El reciente informe de Save the Children, centrado en la pobreza laboral en hogares con niños y niñas, confirma con datos lo que tantas organizaciones sociales y entidades de Iglesia llevan años denunciando: el trabajo ha dejado de garantizar una vida digna. El 17,1% de los hogares con menores a cargo está en situación de pobreza pese a tener ingresos laborales. Se trata de familias que cumplen con todo lo que se les exige (trabajan, pagan impuestos, cuidan, educan, sostienen la sociedad) y, aun así, no pueden llegar a fin de mes, ni cubrir gastos básicos, ni garantizar a sus hijos una infancia segura, saludable y libre.
Este no es un fenómeno marginal ni un fallo del sistema: es el funcionamiento normalizado de una economía que ha desplazado a la persona del centro y que sacrifica derechos bajo la lógica de la rentabilidad. Y lo más doloroso de esta realidad es que sus principales víctimas no son quienes firman los contratos, sino los niños y niñas que viven en hogares empobrecidos por la precariedad. Infancias condenadas a crecer sin oportunidades, sin recursos y sin futuro por culpa de decisiones políticas que han priorizado los equilibrios macroeconómicos sobre el bien común. El trabajo ya no dignifica cuando empobrece. Y el Estado deja de cumplir su misión cuando abandona a quienes lo sostienen desde abajo.
Desde la Doctrina Social de la Iglesia, esta situación representa una herida profunda en el tejido moral de la sociedad. El trabajo no es solo una fuente de ingresos: es una vocación humana, una forma de participación en la obra creadora de Dios, una expresión concreta de dignidad personal.

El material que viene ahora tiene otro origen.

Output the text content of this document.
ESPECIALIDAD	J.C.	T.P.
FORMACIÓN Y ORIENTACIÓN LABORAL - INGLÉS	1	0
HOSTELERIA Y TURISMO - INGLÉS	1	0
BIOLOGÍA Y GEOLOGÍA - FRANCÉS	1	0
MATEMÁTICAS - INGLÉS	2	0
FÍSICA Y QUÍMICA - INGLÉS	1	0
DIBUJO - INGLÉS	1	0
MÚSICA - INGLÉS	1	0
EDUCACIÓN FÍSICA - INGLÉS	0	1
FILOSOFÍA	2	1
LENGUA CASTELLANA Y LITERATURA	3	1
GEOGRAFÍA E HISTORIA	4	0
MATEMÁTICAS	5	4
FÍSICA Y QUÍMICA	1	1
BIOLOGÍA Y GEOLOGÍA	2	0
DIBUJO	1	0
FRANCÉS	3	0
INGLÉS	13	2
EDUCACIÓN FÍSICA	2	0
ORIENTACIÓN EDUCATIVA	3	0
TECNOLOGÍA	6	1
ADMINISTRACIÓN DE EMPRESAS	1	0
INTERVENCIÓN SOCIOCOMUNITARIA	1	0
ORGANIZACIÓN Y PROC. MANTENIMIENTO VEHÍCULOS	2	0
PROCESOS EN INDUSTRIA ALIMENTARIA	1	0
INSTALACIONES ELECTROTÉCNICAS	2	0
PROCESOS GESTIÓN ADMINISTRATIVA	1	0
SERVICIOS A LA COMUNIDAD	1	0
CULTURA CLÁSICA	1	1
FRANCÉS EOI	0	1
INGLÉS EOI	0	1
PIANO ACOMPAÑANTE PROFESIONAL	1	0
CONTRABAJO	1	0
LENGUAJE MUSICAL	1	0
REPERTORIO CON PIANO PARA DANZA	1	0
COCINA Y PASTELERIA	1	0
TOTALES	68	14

Tal como recoge el Compendio de la Doctrina Social de la Iglesia, el trabajo tiene un valor y “se registra cada vez con mayor amplitud la exigencia de modelos de desarrollo que no prevean sólo de elevar a todos los pueblos al nivel del que gozan hoy los países más ricos, sino de fundar sobre el trabajo solidario una vida más digna, hacer crecer efectivamente la dignidad y la creatividad de toda persona” (CDSI, 373). Cuando las condiciones laborales impiden esa realización, cuando degradan en lugar de liberar, cuando empobrecen en lugar de proteger, estamos ante una estructura de pecado que exige ser transformada.

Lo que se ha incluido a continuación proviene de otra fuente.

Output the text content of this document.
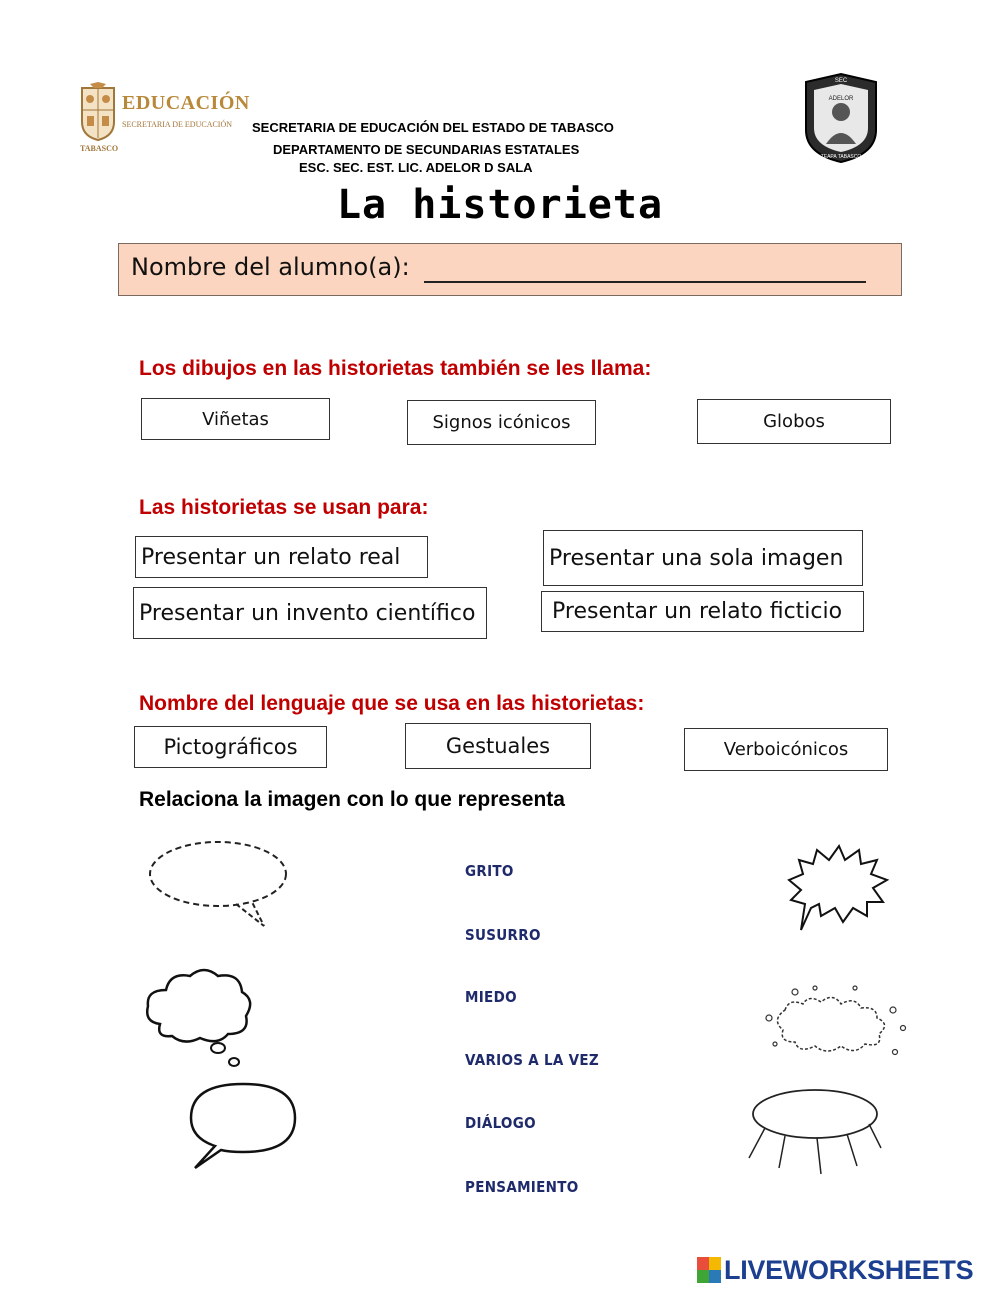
EDUCACIÓN
SECRETARIA DE EDUCACIÓN
TABASCO
SECRETARIA DE EDUCACIÓN DEL ESTADO DE TABASCO
DEPARTAMENTO DE SECUNDARIAS ESTATALES
ESC. SEC. EST. LIC. ADELOR D SALA
SEC
ADELOR
TEAPA TABASCO
La historieta
Nombre del alumno(a):
Los dibujos en las historietas también se les llama:
Viñetas	Signos icónicos	Globos
Las historietas se usan para:
Presentar un relato real	Presentar una sola imagen
Presentar un invento científico	Presentar un relato ficticio
Nombre del lenguaje que se usa en las historietas:
Pictográficos	Gestuales	Verboicónicos
Relaciona la imagen con lo que representa
GRITO
SUSURRO
MIEDO
VARIOS A LA VEZ
DIÁLOGO
PENSAMIENTO
LIVEWORKSHEETS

La Iglesia por el Trabajo Decente, en su compromiso público, ha señalado reiteradamente que el trabajo debe garantizar cinco condiciones irrenunciables: empleo estable, salario justo, derechos laborales, protección social y tiempo para la vida. Hoy, ninguna de estas condiciones se garantiza a una gran parte de la población trabajadora, especialmente entre las mujeres, los jóvenes, las personas migrantes y las familias con hijos e hijas a cargo. El 74% de las personas que trabajan a tiempo parcial son mujeres. Muchas lo hacen no por elección, sino por imposibilidad de conciliar o por ausencia de alternativas. Las familias monoparentales, encabezadas casi siempre por mujeres, sufren una pobreza laboral del 32%. Las familias numerosas alcanzan un 36%. La crianza, lejos de ser acompañada y protegida, es castigada económicamente. ¿Qué clase de sociedad penaliza a quienes crían?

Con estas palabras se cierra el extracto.